When you invest in a mutual fund in your 401k, IRA or even in a non-retirement account you normally buy it because it represents a certain market cap (large cap, mid cap or small cap) or market sector (consumer, technology, real estate, utilities, etc.). As you know, mutual funds are a pool of dozens, or sometimes hundreds, of stocks. It’s critical to have at least some idea of what stocks are in your mutual funds for the sake of understanding your true diversification and risk.
For example in my retirement portfolio I own Fidelity’s S&P 500 Index (FUSVX). Its top ten holding are (as of 6/24/2017):
- Apple (AAPL) – 10.78%
- Microsoft (MSFT) – 6.04%
- Amazon (AMZN) – 5.34%
- Facebook (FB) – 5.31%
- Exxon Mobil (XOM) – 4.91%
- Johnson & Johnson (JNJ) – 3.91%
- Berkshire Hathaway (BRK.B) – 1.52%
- Alphabet A (GOOGL) – 1.33%
- Alphabet C (GOOG) – 1.30%
I also own Powershares QQQ ETF (Nasdaq Index ETF) . Its top six holdings are:
- Apple (AAPL) – 11.99%
- Microsoft (MSFT) – 8.07%
- Amazon (AMZN) – 7.10%
- Facebook (FB) – 5.34%
- Alphabet C (GOOG) – 5.01%
- Alphabet A (GOOGL) – 4.39%
As you can see there is a lot of overlapping here. In fact Apple, Facebook*, Google and Microsoft make up over 12% of my retirement account. A 10% drop in those stocks would equate to an -1.2% drop in my entire portfolio. The inverse is also true, my 401k overall has benefited greatly from the stellar performance of these Tech stocks.

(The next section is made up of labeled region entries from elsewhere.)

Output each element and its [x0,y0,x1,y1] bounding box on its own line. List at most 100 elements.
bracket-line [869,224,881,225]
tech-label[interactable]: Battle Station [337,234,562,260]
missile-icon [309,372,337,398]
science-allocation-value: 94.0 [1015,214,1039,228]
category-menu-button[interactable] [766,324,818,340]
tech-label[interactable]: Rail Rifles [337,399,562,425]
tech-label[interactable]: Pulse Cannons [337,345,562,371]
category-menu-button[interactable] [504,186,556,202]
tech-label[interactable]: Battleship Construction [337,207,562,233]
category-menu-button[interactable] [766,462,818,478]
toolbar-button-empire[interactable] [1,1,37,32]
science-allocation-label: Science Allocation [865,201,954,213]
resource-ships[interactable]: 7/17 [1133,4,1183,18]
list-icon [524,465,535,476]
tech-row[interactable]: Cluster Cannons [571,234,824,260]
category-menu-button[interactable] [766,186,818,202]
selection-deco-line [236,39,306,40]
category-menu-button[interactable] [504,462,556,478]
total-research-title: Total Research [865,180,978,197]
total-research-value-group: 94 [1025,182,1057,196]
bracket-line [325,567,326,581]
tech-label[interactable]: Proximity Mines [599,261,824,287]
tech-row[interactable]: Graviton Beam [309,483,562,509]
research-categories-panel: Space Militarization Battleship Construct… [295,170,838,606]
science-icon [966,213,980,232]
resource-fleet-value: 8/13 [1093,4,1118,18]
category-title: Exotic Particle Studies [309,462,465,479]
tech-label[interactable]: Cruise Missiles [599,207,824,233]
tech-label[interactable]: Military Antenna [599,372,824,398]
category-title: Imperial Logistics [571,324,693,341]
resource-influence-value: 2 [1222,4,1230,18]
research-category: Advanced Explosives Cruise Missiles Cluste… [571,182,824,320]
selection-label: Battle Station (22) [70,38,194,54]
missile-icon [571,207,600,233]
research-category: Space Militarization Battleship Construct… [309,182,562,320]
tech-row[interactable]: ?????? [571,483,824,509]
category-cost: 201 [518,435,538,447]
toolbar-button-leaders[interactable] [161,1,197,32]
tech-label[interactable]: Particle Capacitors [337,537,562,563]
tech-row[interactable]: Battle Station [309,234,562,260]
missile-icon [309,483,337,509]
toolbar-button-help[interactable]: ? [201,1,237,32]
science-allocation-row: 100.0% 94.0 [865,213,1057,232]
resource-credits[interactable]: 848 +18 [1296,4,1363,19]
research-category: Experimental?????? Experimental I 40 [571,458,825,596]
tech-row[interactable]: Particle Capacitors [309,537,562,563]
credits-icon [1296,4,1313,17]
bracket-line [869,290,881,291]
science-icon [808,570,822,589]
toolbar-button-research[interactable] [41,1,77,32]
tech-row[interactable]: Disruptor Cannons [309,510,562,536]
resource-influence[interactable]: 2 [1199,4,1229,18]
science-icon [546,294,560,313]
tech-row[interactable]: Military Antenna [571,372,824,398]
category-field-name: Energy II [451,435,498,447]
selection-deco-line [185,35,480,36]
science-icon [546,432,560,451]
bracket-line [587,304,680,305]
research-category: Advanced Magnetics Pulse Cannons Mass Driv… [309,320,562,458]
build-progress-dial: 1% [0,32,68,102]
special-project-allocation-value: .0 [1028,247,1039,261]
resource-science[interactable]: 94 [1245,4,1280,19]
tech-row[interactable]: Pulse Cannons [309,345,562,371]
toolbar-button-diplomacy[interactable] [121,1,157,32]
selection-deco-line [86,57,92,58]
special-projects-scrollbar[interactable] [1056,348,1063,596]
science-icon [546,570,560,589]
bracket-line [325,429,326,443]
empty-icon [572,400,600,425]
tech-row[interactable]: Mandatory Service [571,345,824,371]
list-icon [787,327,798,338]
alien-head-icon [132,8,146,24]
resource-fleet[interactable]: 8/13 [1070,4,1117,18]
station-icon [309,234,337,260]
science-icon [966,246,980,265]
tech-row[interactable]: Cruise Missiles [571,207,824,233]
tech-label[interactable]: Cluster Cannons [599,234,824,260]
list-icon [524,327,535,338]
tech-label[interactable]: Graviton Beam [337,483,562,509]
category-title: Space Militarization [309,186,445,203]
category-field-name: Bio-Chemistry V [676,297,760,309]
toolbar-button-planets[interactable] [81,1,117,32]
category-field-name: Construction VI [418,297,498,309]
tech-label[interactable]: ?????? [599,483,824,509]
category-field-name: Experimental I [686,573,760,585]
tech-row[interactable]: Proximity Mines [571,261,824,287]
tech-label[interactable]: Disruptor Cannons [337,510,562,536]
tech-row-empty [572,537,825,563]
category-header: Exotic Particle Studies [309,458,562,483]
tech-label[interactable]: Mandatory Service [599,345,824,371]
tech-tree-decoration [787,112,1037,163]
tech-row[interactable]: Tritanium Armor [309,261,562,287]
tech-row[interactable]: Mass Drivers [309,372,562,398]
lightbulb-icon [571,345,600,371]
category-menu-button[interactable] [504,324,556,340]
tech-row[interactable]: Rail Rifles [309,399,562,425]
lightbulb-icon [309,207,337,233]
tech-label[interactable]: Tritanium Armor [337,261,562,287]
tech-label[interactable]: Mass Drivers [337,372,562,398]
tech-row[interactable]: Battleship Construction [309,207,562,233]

I’m not comfortable with so much of my 401k so heavily weighted to just four stocks. Also, these four stocks are in the same sector (Tech) and the heavy concentration increases risk inside my portfolio. My next steps are to move a portion of my portfolio out of index funds and into individual stocks. The stocks I select can’t be Tech stocks since I need to diversify out of that sector, but hopefully the will have the same growth potential. Hopefully I’ll be able to construct a portfolio that is able to outperform the S&P 500, which is my ultimate goal.
I advise you to do the same and research what stocks are in your mutual funds. It’s extremely easy to do, you can find the top holdings of a mutual fund or ETF via finance websites like Yahoo Finance! or Morningstar. Then with a little math you’ll be able to determine if your over allocated to any one stock or sector. Its always best to know where your money is invested, you don’t want to be caught slippin when the next downturn hits the market.
*I also own individual shares of FB in my 401k.